I could lay into Atlanta drivers for a multitude of sins, stupidities, and errors in judgment. But I won’t. The traffic layouts and general busy hum of the place make good driving difficult and mistakes all-too-easy to make. Plus, the nature of getting around the metro area means people are often frustrated, late, and stressed whether they’ve got horsepower or footpower.
There is one scourge of Atlanta which I’ve managed to avoid in almost every other place I’ve visited. There’s no good excuse for it and frankly, it’s stupid as hell. But I see it constantly: People driving way to fast through parking lots. And especially driving very quickly past people backing out.

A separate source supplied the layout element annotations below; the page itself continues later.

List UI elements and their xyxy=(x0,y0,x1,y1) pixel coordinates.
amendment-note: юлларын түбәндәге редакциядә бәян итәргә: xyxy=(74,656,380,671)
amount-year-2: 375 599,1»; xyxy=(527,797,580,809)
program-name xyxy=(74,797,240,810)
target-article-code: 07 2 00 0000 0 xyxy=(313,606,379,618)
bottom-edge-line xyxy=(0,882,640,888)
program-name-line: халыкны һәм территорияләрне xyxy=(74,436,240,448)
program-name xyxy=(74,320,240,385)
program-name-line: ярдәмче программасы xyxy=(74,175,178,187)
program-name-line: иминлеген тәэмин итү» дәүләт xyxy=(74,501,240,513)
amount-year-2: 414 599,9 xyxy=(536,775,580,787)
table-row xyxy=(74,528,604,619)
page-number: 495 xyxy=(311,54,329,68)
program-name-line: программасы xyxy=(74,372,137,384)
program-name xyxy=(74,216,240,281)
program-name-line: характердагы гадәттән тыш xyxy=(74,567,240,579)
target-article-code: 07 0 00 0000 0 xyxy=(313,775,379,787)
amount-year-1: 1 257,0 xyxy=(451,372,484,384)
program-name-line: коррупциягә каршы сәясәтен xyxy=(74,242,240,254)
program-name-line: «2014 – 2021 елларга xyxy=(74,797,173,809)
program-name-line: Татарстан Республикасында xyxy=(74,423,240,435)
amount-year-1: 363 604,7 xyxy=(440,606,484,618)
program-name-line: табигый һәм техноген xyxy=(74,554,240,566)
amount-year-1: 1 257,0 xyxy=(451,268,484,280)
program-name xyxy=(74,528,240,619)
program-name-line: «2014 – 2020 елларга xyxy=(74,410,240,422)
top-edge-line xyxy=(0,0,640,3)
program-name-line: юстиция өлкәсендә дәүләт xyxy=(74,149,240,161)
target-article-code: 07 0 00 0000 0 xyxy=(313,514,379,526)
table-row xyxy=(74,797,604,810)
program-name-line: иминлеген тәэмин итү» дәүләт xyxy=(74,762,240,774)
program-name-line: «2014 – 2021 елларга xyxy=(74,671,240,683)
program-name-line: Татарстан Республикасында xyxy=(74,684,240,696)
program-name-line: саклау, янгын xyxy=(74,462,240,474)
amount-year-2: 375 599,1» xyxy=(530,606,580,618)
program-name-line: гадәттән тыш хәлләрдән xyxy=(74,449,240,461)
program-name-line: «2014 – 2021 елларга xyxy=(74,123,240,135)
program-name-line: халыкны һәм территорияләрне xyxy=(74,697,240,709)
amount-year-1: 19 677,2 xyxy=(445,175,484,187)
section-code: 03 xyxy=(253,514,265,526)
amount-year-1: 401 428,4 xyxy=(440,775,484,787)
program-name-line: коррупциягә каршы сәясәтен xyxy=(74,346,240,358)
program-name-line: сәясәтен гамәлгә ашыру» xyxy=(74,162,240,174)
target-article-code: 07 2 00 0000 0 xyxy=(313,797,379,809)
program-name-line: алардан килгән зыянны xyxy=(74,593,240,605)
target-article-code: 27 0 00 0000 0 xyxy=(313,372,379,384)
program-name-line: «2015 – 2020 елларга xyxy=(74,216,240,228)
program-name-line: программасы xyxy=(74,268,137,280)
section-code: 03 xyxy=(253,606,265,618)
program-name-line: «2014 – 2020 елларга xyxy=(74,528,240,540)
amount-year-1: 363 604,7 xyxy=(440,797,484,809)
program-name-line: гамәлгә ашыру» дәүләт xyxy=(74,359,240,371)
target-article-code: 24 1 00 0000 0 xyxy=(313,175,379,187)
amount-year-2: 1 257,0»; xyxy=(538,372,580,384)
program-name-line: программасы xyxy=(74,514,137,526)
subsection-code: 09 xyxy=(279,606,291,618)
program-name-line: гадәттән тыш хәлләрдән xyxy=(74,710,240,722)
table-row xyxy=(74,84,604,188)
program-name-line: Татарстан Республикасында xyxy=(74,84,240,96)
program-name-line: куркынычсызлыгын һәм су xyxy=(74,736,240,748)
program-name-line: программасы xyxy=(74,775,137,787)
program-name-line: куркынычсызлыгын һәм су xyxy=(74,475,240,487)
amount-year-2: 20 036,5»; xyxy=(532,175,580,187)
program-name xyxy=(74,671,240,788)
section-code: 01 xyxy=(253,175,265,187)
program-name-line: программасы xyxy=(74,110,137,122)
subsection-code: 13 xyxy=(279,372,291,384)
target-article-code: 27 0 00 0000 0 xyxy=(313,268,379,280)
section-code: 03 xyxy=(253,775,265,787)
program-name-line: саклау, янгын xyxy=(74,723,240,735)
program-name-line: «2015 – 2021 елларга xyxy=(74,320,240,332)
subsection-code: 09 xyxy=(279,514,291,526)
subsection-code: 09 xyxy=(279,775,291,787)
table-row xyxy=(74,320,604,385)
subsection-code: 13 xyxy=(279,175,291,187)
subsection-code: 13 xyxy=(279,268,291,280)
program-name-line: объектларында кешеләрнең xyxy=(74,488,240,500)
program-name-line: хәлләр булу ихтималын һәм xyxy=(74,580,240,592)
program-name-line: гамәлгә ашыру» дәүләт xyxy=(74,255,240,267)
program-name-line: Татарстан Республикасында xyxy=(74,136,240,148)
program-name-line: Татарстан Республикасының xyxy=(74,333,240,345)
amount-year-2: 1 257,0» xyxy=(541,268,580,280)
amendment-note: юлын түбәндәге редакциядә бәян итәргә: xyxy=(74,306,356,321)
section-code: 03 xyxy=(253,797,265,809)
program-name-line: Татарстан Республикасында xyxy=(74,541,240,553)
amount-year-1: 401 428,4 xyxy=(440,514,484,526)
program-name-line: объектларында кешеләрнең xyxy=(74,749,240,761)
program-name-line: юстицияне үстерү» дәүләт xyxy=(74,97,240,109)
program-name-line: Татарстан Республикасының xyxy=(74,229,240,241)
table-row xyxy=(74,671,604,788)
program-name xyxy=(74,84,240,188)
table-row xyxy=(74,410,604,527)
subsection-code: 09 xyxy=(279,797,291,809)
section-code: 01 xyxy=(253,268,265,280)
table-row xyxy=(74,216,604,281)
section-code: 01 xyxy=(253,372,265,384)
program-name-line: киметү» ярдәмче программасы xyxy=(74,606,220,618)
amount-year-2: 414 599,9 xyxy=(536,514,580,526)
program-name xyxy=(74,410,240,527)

It happens to me so often I’ve become a tad paranoid about it, while I witness it at least once a week as long as I keep my eyes peeled. Someone will start backing out, and SUV’s and minivans are common enough that you can count on at least one side of your car bring complete opaque. Then some jackass revs his engine and zooms past you at 30-40 in a parking lot, forcing you to slam on the brakes.

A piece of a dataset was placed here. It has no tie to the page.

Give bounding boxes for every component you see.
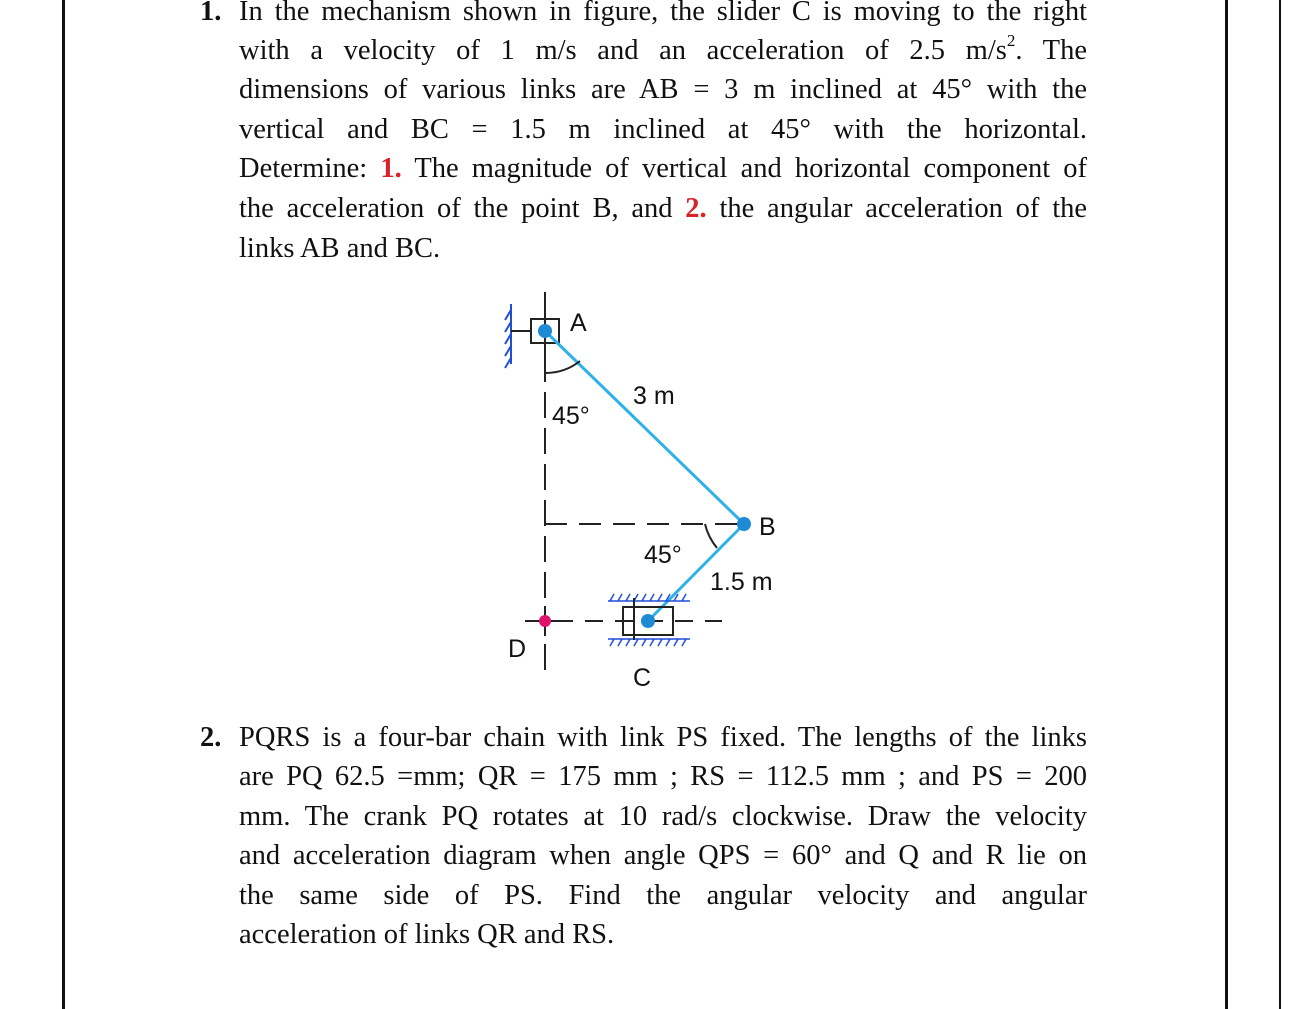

To be blunt, this mystifies me. Yes, take ten goddamn precious seconds and wait for one car to back out. You’re less likely to cause an accident. Shockingly, people in a wide array of car models may not be able to see around the vehicles nearby. And even if they can, they probably won’t see you coming when you stomp on the gas from halfway down the parking lot row. Plus, frankly, I wouldn’t bet on coming off the better in a collision. Odds are you’re going to strike their rear bumper with your dash, as well as driving their car into the next spot. Which is likely to lead to a ticket and a nasty insurance premium hike as cops probably don’t smile on people zooming in parking lots. Not to mention that zipping around lots can be dangerous for pedestrians.
What really got my goat was when I was stuck (between an SUV and a minivan and craning my neck to see) trying to back out. It’s night, visibility is poor but with just enough light that I can’t easily see oncoming headlights - but at least oncoming drivers can see my taillights. And I imagine they do, but three assholes found it easier to zoom past me without warning. Most amusing was the jackass who kept going… only to hit his brakes and stop dead behind me for some reason while honking. Shockingly, this display of good judgment and defensive driving did not inspire me to suddenly develop psychic powers to detect traffic out of my line of sight.

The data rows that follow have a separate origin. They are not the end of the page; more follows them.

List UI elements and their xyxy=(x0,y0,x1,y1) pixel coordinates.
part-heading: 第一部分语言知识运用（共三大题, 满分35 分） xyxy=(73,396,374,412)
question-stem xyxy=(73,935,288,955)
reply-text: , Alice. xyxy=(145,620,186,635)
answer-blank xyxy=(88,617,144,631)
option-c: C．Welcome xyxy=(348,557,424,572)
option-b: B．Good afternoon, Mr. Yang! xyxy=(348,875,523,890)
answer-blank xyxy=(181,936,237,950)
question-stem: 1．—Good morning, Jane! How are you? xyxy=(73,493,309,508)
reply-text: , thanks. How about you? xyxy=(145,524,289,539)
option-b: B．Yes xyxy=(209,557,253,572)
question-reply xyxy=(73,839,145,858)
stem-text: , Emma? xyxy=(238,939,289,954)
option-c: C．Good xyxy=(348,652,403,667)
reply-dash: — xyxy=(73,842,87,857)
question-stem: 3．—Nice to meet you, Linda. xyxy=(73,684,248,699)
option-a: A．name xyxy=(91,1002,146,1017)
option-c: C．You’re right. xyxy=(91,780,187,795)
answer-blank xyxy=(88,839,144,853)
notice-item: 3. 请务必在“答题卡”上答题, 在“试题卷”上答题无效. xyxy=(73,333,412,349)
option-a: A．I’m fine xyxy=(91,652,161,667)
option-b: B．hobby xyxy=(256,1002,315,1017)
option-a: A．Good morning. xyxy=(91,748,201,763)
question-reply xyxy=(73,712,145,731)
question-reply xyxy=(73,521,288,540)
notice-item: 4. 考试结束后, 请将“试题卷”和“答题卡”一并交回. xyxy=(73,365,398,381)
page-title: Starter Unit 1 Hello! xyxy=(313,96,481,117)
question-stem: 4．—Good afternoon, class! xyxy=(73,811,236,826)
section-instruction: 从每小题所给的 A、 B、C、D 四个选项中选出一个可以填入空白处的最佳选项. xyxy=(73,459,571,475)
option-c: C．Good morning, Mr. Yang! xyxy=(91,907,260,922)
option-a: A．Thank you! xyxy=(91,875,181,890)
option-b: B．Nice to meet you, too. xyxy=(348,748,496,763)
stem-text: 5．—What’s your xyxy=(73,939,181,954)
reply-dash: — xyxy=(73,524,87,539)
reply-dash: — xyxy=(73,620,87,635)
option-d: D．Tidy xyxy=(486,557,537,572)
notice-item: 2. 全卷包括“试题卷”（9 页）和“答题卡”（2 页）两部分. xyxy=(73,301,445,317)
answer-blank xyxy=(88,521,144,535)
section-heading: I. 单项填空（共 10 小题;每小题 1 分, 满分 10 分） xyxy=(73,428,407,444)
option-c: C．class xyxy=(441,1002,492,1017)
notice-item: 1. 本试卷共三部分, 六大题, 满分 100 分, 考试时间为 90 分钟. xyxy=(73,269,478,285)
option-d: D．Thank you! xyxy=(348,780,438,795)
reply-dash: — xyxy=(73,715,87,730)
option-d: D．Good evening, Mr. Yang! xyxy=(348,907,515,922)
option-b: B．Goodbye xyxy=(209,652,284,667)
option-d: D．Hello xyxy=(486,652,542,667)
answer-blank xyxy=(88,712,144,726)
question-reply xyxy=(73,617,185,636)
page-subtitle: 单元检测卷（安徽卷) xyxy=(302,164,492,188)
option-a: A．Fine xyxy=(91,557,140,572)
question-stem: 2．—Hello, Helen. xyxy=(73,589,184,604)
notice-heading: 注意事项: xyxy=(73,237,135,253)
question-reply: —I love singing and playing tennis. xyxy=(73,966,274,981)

I’ll be blunt. My car sucks. It doesn’t matter if you total it while getting off with a paint scratch - I’m going to win if it comes down to who loses more in a wreck. So for the love of pete, start fucking acting like you’ve got some sense and drive slow and careful in a place with people walking back and forth, backing out of places where they might not see you! You’re protecting your own car and saving your own ass, motherfucker!